Run from command line to see if the message arrived in Kafka

russ@tirion ~/dev/kafka/kafka $ ./bin/kafka-console-consumer.sh --topic FHIR --from-beginning --bootstrap-server localhost:9092
<record>
<HL7>
<Bundle xmlns="http://hl7.org/fhir">
   <type value="transaction"></type>
   <entry>
      <fullUrl value="urn:uuid:5cbc121b-cd71-4428-b8b7-31e53eba8184"></fullUrl>
      <resource>
         <Patient xmlns="http://hl7.org/fhir">
            <text>
               <status value="generated"></status>
               .
               .
               .
               </amount>
            </payment>
         </ExplanationOfBenefit>
      </resource>
      <request>
         <method value="POST"></method>
         <url value="ExplanationOfBenefit"></url>
      </request>
   </entry>
</Bundle>
</HL7>
<MessageReceived>2021-01-13 21:44:41.0</MessageReceived>
<MessageDeliveredtoMariaDB>2021-01-13 21:44:33.0</MessageDeliveredtoMariaDB>
<MessageTransactionId>13fb854b-b6da-4bf9-9738-ba06ce41735a~8</MessageTransactionId>
<MessageId>1</MessageId>
<MessageInterfaceId>IB_Stage_Bundle</MessageInterfaceId>
<MessageStatus>PR</MessageStatus>
<MessageOrganizationId>HeC</MessageOrganizationId>
<MessageMimeType>XML</MessageMimeType>
<MessageStandardVersion>R4</MessageStandardVersion>
</record>

I think that, as soon as this command-line utility is run, a flowfile appears in the success queue between PublishKafka_6_2 and the NoOp processor, but maybe it was there already as soon as I started PublishKafka_2_6.

Apache NiFi flow "Read from Kafka"

Set up ConsumeKafka_2_6 configure with topic, FHIR, and Group ID, MIRTH. These are the only properties that do not remain at their defaults.
Set up a NoOp processor after ConsumeKafka_2_6 and connect the success relationship to NoOp.

Should see (nominally):

 +------------------+          +------+
 | ConsumeKafka_2_6 |  -----→  | NoOp |
 +------------------+          +------+

Start and stop the Kafka processor.
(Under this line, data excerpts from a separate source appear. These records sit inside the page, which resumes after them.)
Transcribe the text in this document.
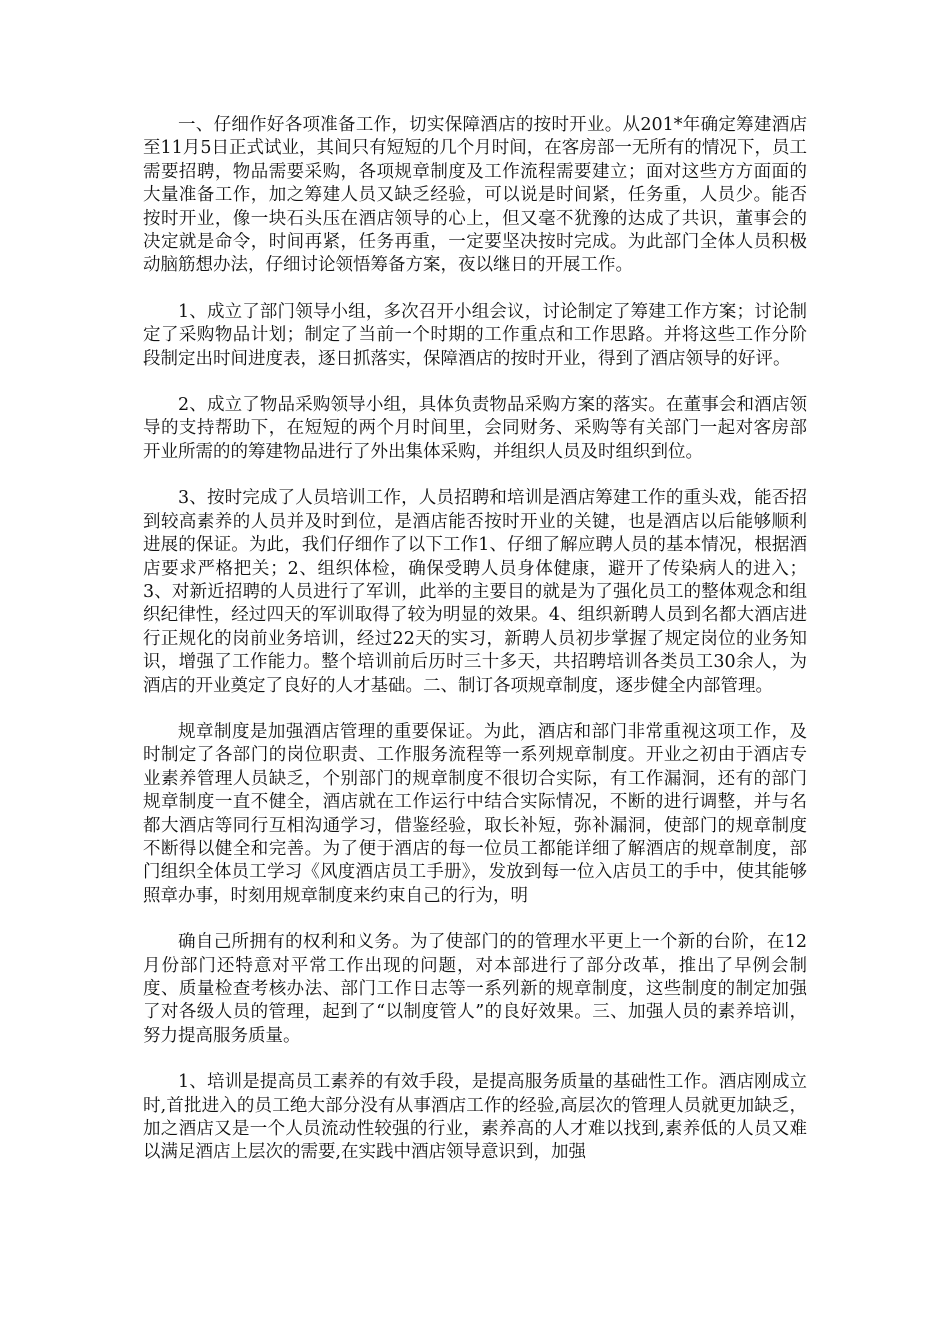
一、仔细作好各项准备工作，切实保障酒店的按时开业。从201*年确定筹建酒店至11月5日正式试业，其间只有短短的几个月时间，在客房部一无所有的情况下，员工需要招聘，物品需要采购，各项规章制度及工作流程需要建立；面对这些方方面面的大量准备工作，加之筹建人员又缺乏经验，可以说是时间紧，任务重，人员少。能否按时开业，像一块石头压在酒店领导的心上，但又毫不犹豫的达成了共识，董事会的决定就是命令，时间再紧，任务再重，一定要坚决按时完成。为此部门全体人员积极动脑筋想办法，仔细讨论领悟筹备方案，夜以继日的开展工作。

1、成立了部门领导小组，多次召开小组会议，讨论制定了筹建工作方案；讨论制定了采购物品计划；制定了当前一个时期的工作重点和工作思路。并将这些工作分阶段制定出时间进度表，逐日抓落实，保障酒店的按时开业，得到了酒店领导的好评。

2、成立了物品采购领导小组，具体负责物品采购方案的落实。在董事会和酒店领导的支持帮助下，在短短的两个月时间里，会同财务、采购等有关部门一起对客房部开业所需的的筹建物品进行了外出集体采购，并组织人员及时组织到位。

3、按时完成了人员培训工作，人员招聘和培训是酒店筹建工作的重头戏，能否招到较高素养的人员并及时到位，是酒店能否按时开业的关键，也是酒店以后能够顺利进展的保证。为此，我们仔细作了以下工作1、仔细了解应聘人员的基本情况，根据酒店要求严格把关；2、组织体检，确保受聘人员身体健康，避开了传染病人的进入；3、对新近招聘的人员进行了军训，此举的主要目的就是为了强化员工的整体观念和组织纪律性，经过四天的军训取得了较为明显的效果。4、组织新聘人员到名都大酒店进行正规化的岗前业务培训，经过22天的实习，新聘人员初步掌握了规定岗位的业务知识，增强了工作能力。整个培训前后历时三十多天，共招聘培训各类员工30余人，为酒店的开业奠定了良好的人才基础。二、制订各项规章制度，逐步健全内部管理。

规章制度是加强酒店管理的重要保证。为此，酒店和部门非常重视这项工作，及时制定了各部门的岗位职责、工作服务流程等一系列规章制度。开业之初由于酒店专业素养管理人员缺乏，个别部门的规章制度不很切合实际，有工作漏洞，还有的部门规章制度一直不健全，酒店就在工作运行中结合实际情况，不断的进行调整，并与名都大酒店等同行互相沟通学习，借鉴经验，取长补短，弥补漏洞，使部门的规章制度不断得以健全和完善。为了便于酒店的每一位员工都能详细了解酒店的规章制度，部门组织全体员工学习《风度酒店员工手册》，发放到每一位入店员工的手中，使其能够照章办事，时刻用规章制度来约束自己的行为，明

确自己所拥有的权利和义务。为了使部门的的管理水平更上一个新的台阶，在12月份部门还特意对平常工作出现的问题，对本部进行了部分改革，推出了早例会制度、质量检查考核办法、部门工作日志等一系列新的规章制度，这些制度的制定加强了对各级人员的管理，起到了“以制度管人”的良好效果。三、加强人员的素养培训，努力提高服务质量。

1、培训是提高员工素养的有效手段，是提高服务质量的基础性工作。酒店刚成立时,首批进入的员工绝大部分没有从事酒店工作的经验,高层次的管理人员就更加缺乏，加之酒店又是一个人员流动性较强的行业，素养高的人才难以找到,素养低的人员又难以满足酒店上层次的需要,在实践中酒店领导意识到，加强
No flowfile is passed to the queue because either
- we consumed it from the command line already (this is my first guess)
- we misconfigured ConsumeKafka_2_6 (the group id must be an integer?)

Let the learning commence!

Let's check out How to Read and Write to Apache Kafka with Apache NiFi to see if it can tell us what we did wrong.

Conclusions

It appears the Kafka consumer processor works fine. I just had to start it, then send another flowfile through the publisher.
Also, I played around with the Offset Reset propery between values latest (the default) and earliest. Because of how simple my flow is and how I'm only firing one message at a time from GenerateFlowFile, this setting seems to make no difference, but I think I know what would happen if I added some latency or swamped the consumer with messages (and it picked the latest).
It seems that Group ID can be a string rather than an integer, not that this makes a big deal, but for debugging, I'm less wearied by strings than numbers.
I read somewhere that there's are topic-naming conventions. I'm not stressed in my non-conformance given the infantile undertaking here.